8. Il est constant que les non-conformités relevées dans le rapport du 16 juillet 2013 sont identiques à celles qui avaient déjà été constatées lors de la première visite de contrôle réalisée le 23 mars 2012. Il est tout aussi constant que le GAEC requérant n'a pas remédié à ces dysfonctionnements en dépit d'une première mise en demeure adressée le 12 avril 2012, soit plus d'un an avant l'intervention de l'arrêté du 31 juillet 2013 en litige. En particulier, le GAEC s'est abstenu de prendre les mesures garantissant l'étanchéité de ses fosses à lisier qui auraient permis de mettre fin à la pollution constatée.
9. Par suite, le préfet n'a pas commis d'erreur d'appréciation en imposant au GAEC, par l'arrêté du 31 juillet 2013, un délai d'un mois pour mettre ses installations en conformité avec la réglementation applicable. Et, au demeurant, le GAEC requérant peut d'autant moins contester le délai en cause dès lors que celui-ci a été repoussé jusqu'en fin d'année par le préfet dans sa décision du 12 novembre 2013.
En ce qui concerne les autres moyens :
10. Il résulte des dispositions de l'article L. 171-8 du code de l'environnement, citées au point 2, que lorsque l'inspecteur des installations classées a constaté, selon la procédure requise par le code de l'environnement, l'inobservation de conditions légalement imposées à l'exploitant d'une installation classée, le préfet, sans procéder à une nouvelle appréciation de la violation constatée, est tenu d'édicter une mise en demeure de satisfaire à ces conditions dans un délai déterminé.
11. Dès lors que, comme dit précédemment, le GAEC des Pommiers-Bernard n'avait pas remédié aux dysfonctionnements de son élevage tels que constatés par l'inspecteur des installations classées dans son rapport du 16 juillet 2013, le préfet de la Charente-Maritime était tenu d'édicter la mise en demeure contestée du 31 juillet 2013. En raison de cette situation de compétence liée, les autres moyens soulevés, tirés de la méconnaissance de l'article 24 de la loi du 12 avril 2000 et du défaut de motivation de l'arrêté du 31 juillet 2013, sont inopérants.
12. Il résulte de tout ce qui précède que le GAEC des Pommiers-Bernard n'est pas fondé à soutenir que c'est à tort que, par le jugement attaqué, le tribunal administratif de Poitiers a rejeté sa demande.

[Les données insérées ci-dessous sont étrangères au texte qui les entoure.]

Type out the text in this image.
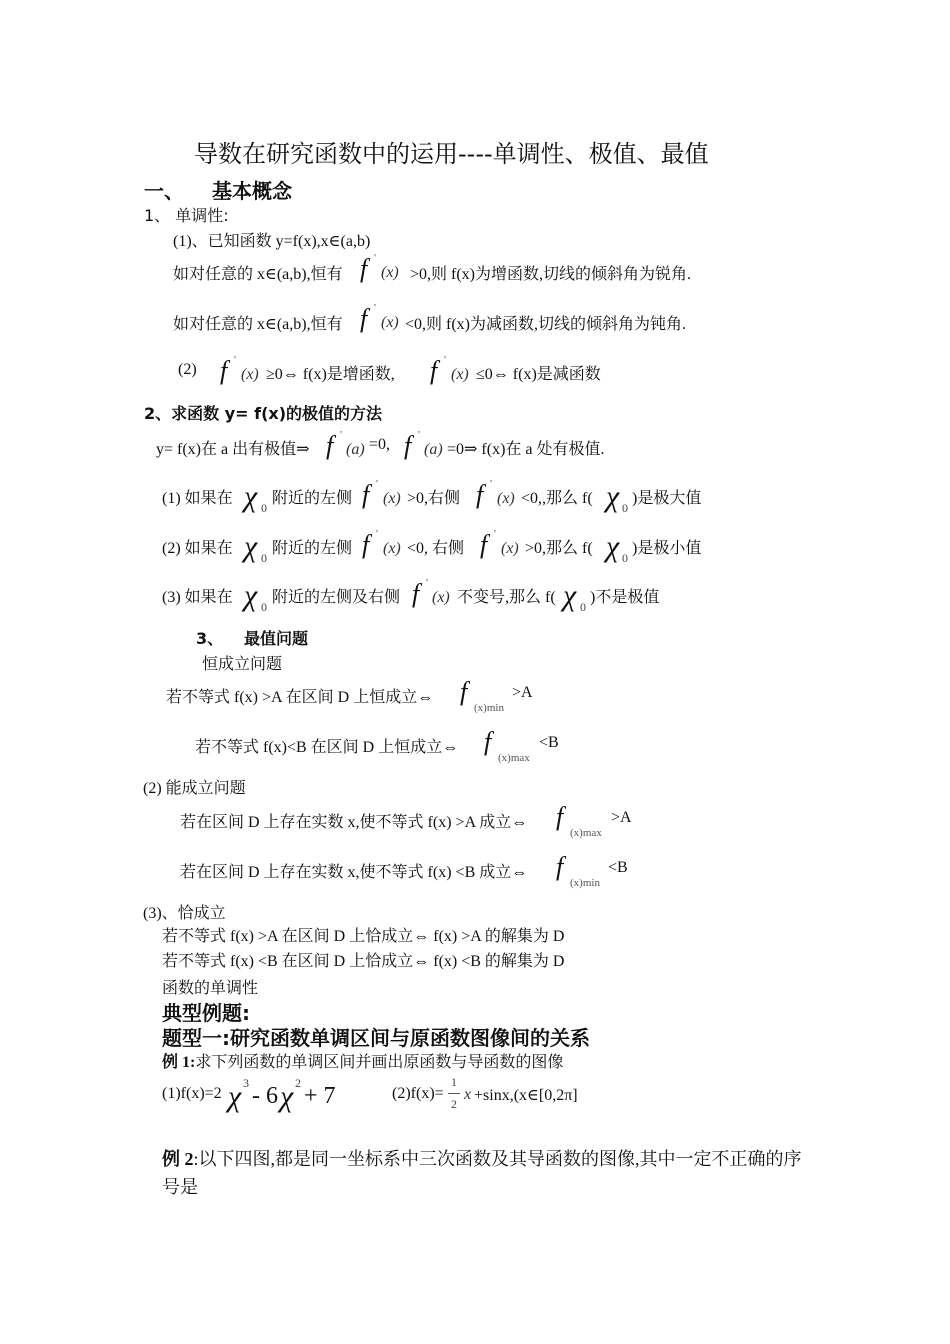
导数在研究函数中的运用----单调性、极值、最值
一、 基本概念
1、 单调性:
(1)、已知函数 y=f(x),x∈(a,b)
如对任意的 x∈(a,b),恒有 f '
(x) >0,则 f(x)为增函数,切线的倾斜角为锐角.
如对任意的 x∈(a,b),恒有 f '
(x) <0,则 f(x)为减函数,切线的倾斜角为钝角.
(2) f '
(x) ≥0⇔ f(x)是增函数, f '
(x) ≤0⇔ f(x)是减函数
2、求函数 y= f(x)的极值的方法
y= f(x)在 a 出有极值⇒ f '
(a) =0, f '
(a) =0⇒ f(x)在 a 处有极值.
(1) 如果在 χ 0
附近的左侧 f '
(x) >0,右侧 f '
(x) <0,,那么 f( χ 0
)是极大值
(2) 如果在 χ 0
附近的左侧 f '
(x) <0, 右侧 f '
(x) >0,那么 f( χ 0
)是极小值
(3) 如果在 χ 0
附近的左侧及右侧 f '
(x) 不变号,那么 f( χ 0
)不是极值
3、 最值问题
恒成立问题
若不等式 f(x) >A 在区间 D 上恒成立⇔ f
(x)min
>A
若不等式 f(x)<B 在区间 D 上恒成立⇔ f
(x)max
<B
(2) 能成立问题
若在区间 D 上存在实数 x,使不等式 f(x) >A 成立⇔ f
(x)max
>A
若在区间 D 上存在实数 x,使不等式 f(x) <B 成立⇔ f
(x)min
<B
(3)、恰成立
若不等式 f(x) >A 在区间 D 上恰成立⇔ f(x) >A 的解集为 D
若不等式 f(x) <B 在区间 D 上恰成立⇔ f(x) <B 的解集为 D
函数的单调性
典型例题:
题型一:研究函数单调区间与原函数图像间的关系
例 1:求下列函数的单调区间并画出原函数与导函数的图像
(1)f(x)=2 χ 3 - 6 χ 2 + 7	(2)f(x)=
1
2
x +sinx,(x∈[0,2π]
例 2:以下四图,都是同一坐标系中三次函数及其导函数的图像,其中一定不正确的序号是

Par voie de conséquence, ses conclusions présentées au titre des dispositions de l'article L. 761-1 du code de justice administrative doivent être rejetées.
DECIDE :
Article 1er : La requête du groupement agricole d'exploitation en commun des Pommiers-Bernard est rejetée.
Article 2 : Le présent arrêt sera notifié au groupement agricole d'exploitation en commun (GAEC) des Pommiers-Bernard et au ministre d'Etat, ministre de la transition écologique et solidaire.
Délibéré après l'audience du 3 mai 2018 à laquelle siégeaient :
Mme Elisabeth Jayat, président,
M. Pierre Bentolila, président-assesseur,
M. Frédéric Faïck, premier conseiller,
Lu en audience publique, le 29 mai 2018.
Le rapporteur,
Frédéric Faïck
Le président,
Elisabeth JayatLe greffier,
Evelyne Gay-Boissières
La République mande et ordonne au ministre d'Etat, ministre de la transition écologique et solidaire en ce qui le concerne, et à tous huissiers de justice à ce requis, en ce qui concerne les voies de droit commun contre les parties privées, de pourvoir à l'exécution du présent arrêt.